といっても、乾電池がつながる電源コードの長さは外に引き出すには短いし、そもそも電池スナップをケースの外へ出すことは出来ない。これを外に引く出す手っ取り早い方法としては電源コードを途中で分断して延長させればよいのだが、色々と持ち運ぶ場合には乾電池のケース内蔵の方が取扱いが楽なので、分断はせずに006p用の電池スナップを二つ咬ませ、外へ引っ張り出すことにした。もしも電池をケースの中に入れて使用したい場合には、この電池スナップを外しオリジナルの構成に戻して電池を直接つなげれば、 ケースの中に封じ込めることが可能だ。
ということで、若干の改良を入れてツールが完成したのだが、乾電池が外付けとなっているままだと可搬性に問題があるため、ケースと乾電池を1つのケースへ封入する方法として、たまたま手元にあった百均の樹脂製ハガキケースに入れてみたところ、まるでサイズを誂えたように形状がぴったりで、しかも測定用の可倒式のソケットレバーを倒したままでも、ケースの出っ張り部分にちょうどうまく収まって干渉しないのだ。これらを封入したところが次の写真だ。

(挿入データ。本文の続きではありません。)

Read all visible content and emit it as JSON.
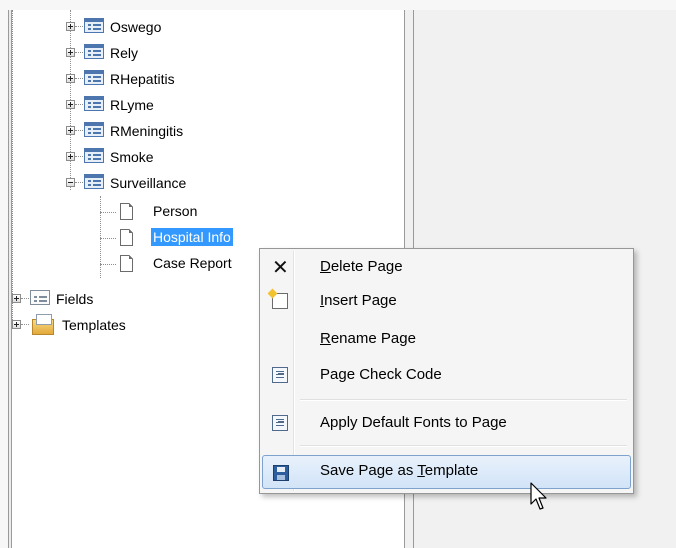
{
  "tree": {
    "items": [
      {
        "label": "Oswego"
      },
      {
        "label": "Rely"
      },
      {
        "label": "RHepatitis"
      },
      {
        "label": "RLyme"
      },
      {
        "label": "RMeningitis"
      },
      {
        "label": "Smoke"
      },
      {
        "label": "Surveillance"
      },
      {
        "label": "Person"
      },
      {
        "label": "Hospital Info"
      },
      {
        "label": "Case Report"
      },
      {
        "label": "Fields"
      },
      {
        "label": "Templates"
      }
    ]
  },
  "context_menu": {
    "items": [
      {
        "label": "Delete Page",
        "mnemonic": "D",
        "rest": "elete Page",
        "icon": "delete-x-icon"
      },
      {
        "label": "Insert Page",
        "mnemonic": "I",
        "rest": "nsert Page",
        "icon": "insert-page-icon"
      },
      {
        "label": "Rename Page",
        "mnemonic": "R",
        "rest": "ename Page",
        "icon": ""
      },
      {
        "label": "Page Check Code",
        "icon": "code-icon"
      },
      {
        "label": "Apply Default Fonts to Page",
        "icon": "code-icon"
      },
      {
        "label": "Save Page as Template",
        "pre": "Save Page as ",
        "mnemonic": "T",
        "rest": "emplate",
        "icon": "save-disk-icon"
      }
    ]
  },
  "colors": {
    "selection": "#3399ff",
    "menu_hover": "#d2e4f8",
    "menu_hover_border": "#7da2ce"
  }
}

また、使い勝手を向上させるために、被測定部品をソケットレバーへ直接差し込まなくても良いように、クリップを用意した。それだけのことで、測定のために部品の足を曲げる必要がなくなるので、大変都合が良い。このケースに予備電池を入れておけば、完璧なツールになる。上記の測定写真はこのクリップを用いて測定しているところであるが、これまで何かと面倒だった部品の測定がなんか楽しくなる、そんなツールである。